И понял также ошибку архаровцев: знали, что Фомин дважды сватался, а не сообразили, что московская красавица непременно влюбится в петербуржца и понаделает глупостей.
– Господин Фомин знатным женихом был бы, - сказал Федька. - Я его по орловской экспедиции помню. Лихой гвардеец, а в седле держался - как черт! Ох, простите…

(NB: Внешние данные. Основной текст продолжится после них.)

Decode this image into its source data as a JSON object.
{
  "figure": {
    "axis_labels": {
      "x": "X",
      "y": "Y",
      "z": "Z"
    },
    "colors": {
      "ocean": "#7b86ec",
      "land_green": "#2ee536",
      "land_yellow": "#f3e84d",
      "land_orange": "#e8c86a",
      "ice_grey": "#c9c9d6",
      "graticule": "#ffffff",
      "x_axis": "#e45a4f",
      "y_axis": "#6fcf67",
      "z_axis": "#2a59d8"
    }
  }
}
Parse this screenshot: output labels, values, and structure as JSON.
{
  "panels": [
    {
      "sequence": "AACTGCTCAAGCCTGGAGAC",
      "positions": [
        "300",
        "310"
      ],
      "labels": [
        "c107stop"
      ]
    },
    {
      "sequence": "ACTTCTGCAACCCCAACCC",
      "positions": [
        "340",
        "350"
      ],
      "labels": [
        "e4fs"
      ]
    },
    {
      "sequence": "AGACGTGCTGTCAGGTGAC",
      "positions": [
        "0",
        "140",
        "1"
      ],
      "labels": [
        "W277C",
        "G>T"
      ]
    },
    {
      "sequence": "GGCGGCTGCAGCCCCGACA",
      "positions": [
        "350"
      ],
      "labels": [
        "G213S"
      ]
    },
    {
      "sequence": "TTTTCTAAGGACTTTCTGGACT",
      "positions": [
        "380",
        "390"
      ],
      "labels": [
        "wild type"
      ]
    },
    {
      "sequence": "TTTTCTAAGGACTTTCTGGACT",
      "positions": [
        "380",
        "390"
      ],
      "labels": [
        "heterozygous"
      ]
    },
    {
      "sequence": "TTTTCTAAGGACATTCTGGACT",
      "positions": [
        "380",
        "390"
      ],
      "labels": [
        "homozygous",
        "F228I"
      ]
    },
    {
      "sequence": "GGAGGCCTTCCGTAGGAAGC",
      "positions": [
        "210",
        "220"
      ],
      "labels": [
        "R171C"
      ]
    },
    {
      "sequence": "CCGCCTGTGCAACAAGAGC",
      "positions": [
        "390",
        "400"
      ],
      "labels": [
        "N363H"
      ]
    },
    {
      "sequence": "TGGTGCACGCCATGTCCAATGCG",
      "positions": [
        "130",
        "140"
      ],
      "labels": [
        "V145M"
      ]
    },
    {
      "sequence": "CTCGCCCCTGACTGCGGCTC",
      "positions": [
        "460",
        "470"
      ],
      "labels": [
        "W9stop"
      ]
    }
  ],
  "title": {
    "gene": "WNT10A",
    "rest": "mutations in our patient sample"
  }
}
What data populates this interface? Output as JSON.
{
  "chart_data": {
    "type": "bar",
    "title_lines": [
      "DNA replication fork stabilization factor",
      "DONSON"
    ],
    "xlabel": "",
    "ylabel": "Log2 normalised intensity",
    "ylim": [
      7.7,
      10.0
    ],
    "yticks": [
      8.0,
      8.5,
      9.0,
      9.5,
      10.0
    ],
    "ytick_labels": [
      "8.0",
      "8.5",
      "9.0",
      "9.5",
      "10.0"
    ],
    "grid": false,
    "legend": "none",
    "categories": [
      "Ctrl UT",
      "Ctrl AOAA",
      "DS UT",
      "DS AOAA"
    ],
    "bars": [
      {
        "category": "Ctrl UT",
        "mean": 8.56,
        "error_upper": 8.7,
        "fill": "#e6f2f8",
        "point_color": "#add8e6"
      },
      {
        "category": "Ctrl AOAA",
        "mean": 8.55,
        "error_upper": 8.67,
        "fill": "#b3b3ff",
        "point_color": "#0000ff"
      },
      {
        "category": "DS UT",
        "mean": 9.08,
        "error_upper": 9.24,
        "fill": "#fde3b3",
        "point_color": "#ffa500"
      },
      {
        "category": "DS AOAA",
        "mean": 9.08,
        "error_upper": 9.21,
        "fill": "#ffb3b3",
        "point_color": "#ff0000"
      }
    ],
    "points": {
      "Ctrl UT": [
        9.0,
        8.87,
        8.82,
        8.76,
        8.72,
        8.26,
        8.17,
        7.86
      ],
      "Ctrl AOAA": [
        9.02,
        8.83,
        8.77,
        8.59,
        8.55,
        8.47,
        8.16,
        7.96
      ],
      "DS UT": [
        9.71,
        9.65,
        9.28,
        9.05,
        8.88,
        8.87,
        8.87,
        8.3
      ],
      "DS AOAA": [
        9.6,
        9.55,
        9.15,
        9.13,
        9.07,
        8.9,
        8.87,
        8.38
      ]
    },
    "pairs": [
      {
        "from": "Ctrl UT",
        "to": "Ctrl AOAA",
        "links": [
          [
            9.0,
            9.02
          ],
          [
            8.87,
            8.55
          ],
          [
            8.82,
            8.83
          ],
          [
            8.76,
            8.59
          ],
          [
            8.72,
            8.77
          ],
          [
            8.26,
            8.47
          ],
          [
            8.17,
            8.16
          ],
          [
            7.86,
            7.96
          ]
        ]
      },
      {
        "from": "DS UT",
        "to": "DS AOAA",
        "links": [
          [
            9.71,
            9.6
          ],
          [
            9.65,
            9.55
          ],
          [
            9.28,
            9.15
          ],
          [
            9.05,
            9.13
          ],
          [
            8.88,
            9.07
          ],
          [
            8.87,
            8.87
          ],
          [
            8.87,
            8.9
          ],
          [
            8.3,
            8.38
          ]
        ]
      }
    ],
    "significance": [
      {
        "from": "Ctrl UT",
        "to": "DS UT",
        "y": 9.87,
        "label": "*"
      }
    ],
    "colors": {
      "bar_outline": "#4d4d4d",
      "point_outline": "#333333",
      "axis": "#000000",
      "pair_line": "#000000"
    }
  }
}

Варенька ему казалась такой хрупкой и полупрозрачной, что поминать при ней черта - было бы преступлением.
– Вы знали его? - пылко спросила Варенька. - Господи, какое чудо! Это Господь вас на мою темницу навел, право. Расскажите о нем, рассказывайте все, что помните! Это Петруша с небес вас сюда направил - привет прощальный мне передать… укрепить меня…
И Федька заговорил. Он рассказал все, что знал и помнил об орловской экспедиции в чумную Москву, все офицерские подвиги приписав одному Фомину. Варенька, которая всю весну, лето и осень, к счастью для себя, провела в подмосковной, слушала жадно и требовала новых подробностей.
И показалось ему, что между ними двумя натянулась тоненькая такая ниточка понимания.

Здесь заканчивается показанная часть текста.